Cronaca Piacenza

Uccise una prostituta 20enne nel 1999, Ylli Vangjelaj torna libero: “Ha già scontato la condanna in patria”

Si torna a parlare dell’omicidio di Betty Yadira Ponce Ramirez, la prostituta di 20 anni uccisa a Piacenza nel 1999. L’autore del delitto, Ylli Vangjelaj, è infatti tornato in libertà.

Arrestato in Grecia, a gennaio è stato portato in Italia, in carcere a Viterbo, per scontare una condanna a 22 anni e otto mesi per un omicidio commesso a Piacenza nel dicembre 1999: l’assassinio di Betty Yadira Ponce Ramirez, una prostituta brutalmente uccisa in riva al Po da tre uomini, nel giorno del suo 20esimo compleanno.

La decisione della Corte d’appello di Bologna

Ma Ylli Vangjelaj, albanese, è stato di recente liberato.
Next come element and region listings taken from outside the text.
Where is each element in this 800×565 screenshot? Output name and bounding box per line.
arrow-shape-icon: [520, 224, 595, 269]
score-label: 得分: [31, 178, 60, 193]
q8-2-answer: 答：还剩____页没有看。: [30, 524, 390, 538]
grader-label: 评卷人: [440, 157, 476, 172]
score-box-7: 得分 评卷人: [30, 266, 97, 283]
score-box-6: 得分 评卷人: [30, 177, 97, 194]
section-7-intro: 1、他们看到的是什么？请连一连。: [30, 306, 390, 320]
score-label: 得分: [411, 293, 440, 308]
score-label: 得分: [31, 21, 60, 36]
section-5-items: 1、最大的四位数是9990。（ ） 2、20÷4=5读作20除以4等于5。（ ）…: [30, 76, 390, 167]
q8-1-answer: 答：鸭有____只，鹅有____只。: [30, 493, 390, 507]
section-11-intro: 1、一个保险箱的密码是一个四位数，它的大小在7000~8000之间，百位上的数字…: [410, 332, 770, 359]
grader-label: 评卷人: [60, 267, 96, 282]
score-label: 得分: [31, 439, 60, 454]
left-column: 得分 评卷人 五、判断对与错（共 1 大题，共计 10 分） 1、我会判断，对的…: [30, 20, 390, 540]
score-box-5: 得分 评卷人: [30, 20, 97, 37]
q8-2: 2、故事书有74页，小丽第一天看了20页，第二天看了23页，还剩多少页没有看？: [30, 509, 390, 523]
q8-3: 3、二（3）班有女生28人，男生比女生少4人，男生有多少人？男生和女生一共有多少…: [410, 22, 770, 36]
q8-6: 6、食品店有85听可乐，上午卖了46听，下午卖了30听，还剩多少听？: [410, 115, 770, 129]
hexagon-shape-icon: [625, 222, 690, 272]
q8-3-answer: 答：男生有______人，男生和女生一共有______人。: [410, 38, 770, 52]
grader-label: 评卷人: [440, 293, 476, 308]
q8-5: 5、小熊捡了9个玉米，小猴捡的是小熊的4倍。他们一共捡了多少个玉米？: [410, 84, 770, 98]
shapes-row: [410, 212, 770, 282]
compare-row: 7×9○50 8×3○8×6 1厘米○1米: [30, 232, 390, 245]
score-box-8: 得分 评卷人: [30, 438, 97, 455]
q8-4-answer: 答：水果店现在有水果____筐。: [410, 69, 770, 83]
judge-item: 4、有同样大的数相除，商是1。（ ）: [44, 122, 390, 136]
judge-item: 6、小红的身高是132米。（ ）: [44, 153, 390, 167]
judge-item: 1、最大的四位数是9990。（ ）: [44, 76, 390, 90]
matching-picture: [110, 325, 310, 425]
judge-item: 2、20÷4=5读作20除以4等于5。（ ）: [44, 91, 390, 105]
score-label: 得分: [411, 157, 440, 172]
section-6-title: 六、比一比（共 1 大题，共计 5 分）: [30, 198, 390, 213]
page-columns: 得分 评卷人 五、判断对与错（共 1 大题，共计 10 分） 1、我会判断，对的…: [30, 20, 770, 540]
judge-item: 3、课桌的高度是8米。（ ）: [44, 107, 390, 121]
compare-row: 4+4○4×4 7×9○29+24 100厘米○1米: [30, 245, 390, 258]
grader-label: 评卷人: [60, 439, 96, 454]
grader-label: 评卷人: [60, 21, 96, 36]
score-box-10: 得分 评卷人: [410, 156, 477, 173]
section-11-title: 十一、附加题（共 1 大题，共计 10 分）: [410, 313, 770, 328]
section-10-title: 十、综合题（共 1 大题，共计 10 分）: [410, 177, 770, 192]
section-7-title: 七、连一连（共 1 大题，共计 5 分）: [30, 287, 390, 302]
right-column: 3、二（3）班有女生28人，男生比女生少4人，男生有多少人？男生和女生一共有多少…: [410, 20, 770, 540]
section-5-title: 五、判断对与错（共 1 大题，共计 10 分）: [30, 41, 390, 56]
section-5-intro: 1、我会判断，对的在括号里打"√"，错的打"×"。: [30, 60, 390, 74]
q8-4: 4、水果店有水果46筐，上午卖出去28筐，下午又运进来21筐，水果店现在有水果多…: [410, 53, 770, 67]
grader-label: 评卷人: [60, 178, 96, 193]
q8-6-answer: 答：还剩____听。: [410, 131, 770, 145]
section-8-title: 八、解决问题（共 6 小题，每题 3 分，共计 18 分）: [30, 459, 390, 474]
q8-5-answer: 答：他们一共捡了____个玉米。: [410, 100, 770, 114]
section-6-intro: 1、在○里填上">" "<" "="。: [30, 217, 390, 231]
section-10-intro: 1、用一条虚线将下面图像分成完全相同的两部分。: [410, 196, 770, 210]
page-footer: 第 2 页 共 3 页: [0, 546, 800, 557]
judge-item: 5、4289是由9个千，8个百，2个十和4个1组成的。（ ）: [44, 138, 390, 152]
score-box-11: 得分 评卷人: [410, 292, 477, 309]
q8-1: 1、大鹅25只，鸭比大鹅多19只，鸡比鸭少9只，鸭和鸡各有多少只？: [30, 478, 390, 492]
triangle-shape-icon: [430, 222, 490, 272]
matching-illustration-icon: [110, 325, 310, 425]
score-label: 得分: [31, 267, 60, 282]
La Corte di assise di appello di Bologna, accogliendo l’istanza della difesa, il penalista Savino Lupo del foro di Bologna e Daniele Sussman Steinberg di Milano, ha stabilito infatti, al termine di un incidente di esecuzione, che il 49enne in realtà ha già scontato la condanna in patria e non può più essere detenuto per quella sentenza, per il principio del ne bis in idem.

Il delitto

Il delitto maturò nell’ambiente dello sfruttamento della prostituzione e i nomi dei tre responsabili emersero fin da subito, ma tutti e tre riuscirono a fuggire all’estero. Qualche anno dopo vennero condannati in contumacia dalla Corte di Assise di Piacenza: ergastolo per Erjon Sejdiraj, considerato l’elemento di spicco, 23 anni ai complici, Robert Ziu e Vangjelaj.

I carabinieri non si sono arresi e nel tempo li hanno rintracciati: l’ultimo è stato proprio Vangjelaj, preso nel 2018, in Albania. Ma il tribunale di Valona, all’epoca, rigettò la richiesta di estradizione avanzata dall’Italia, ritenendo che l’uomo avesse già espiato tutto in patria: la condanna dell’autorità italiana era stata riconosciuta dalla giustizia albanese, con pena rideterminata in 11 anni, di cui tre condonati.

In seguito Vangjelaj si è trasferito in Grecia dove è stato nuovamente raggiunto dall’ordine di cattura e questa volta consegnato all’Italia. Ma dopo un primo rigetto della Corte di assise di appello, in seguito ad un annullamento con rinvio della Cassazione i giudici bolognesi (presidente Rocco Criscuolo, estensore Rossella Materia) si sono nuovamente pronunciati riconoscendo le ragioni della difesa: la sentenza non è ulteriormente eseguibile, in quanto la pena definitiva è già stata scontata. Risultato, il condannato è stato liberato ed è tornato in Albania.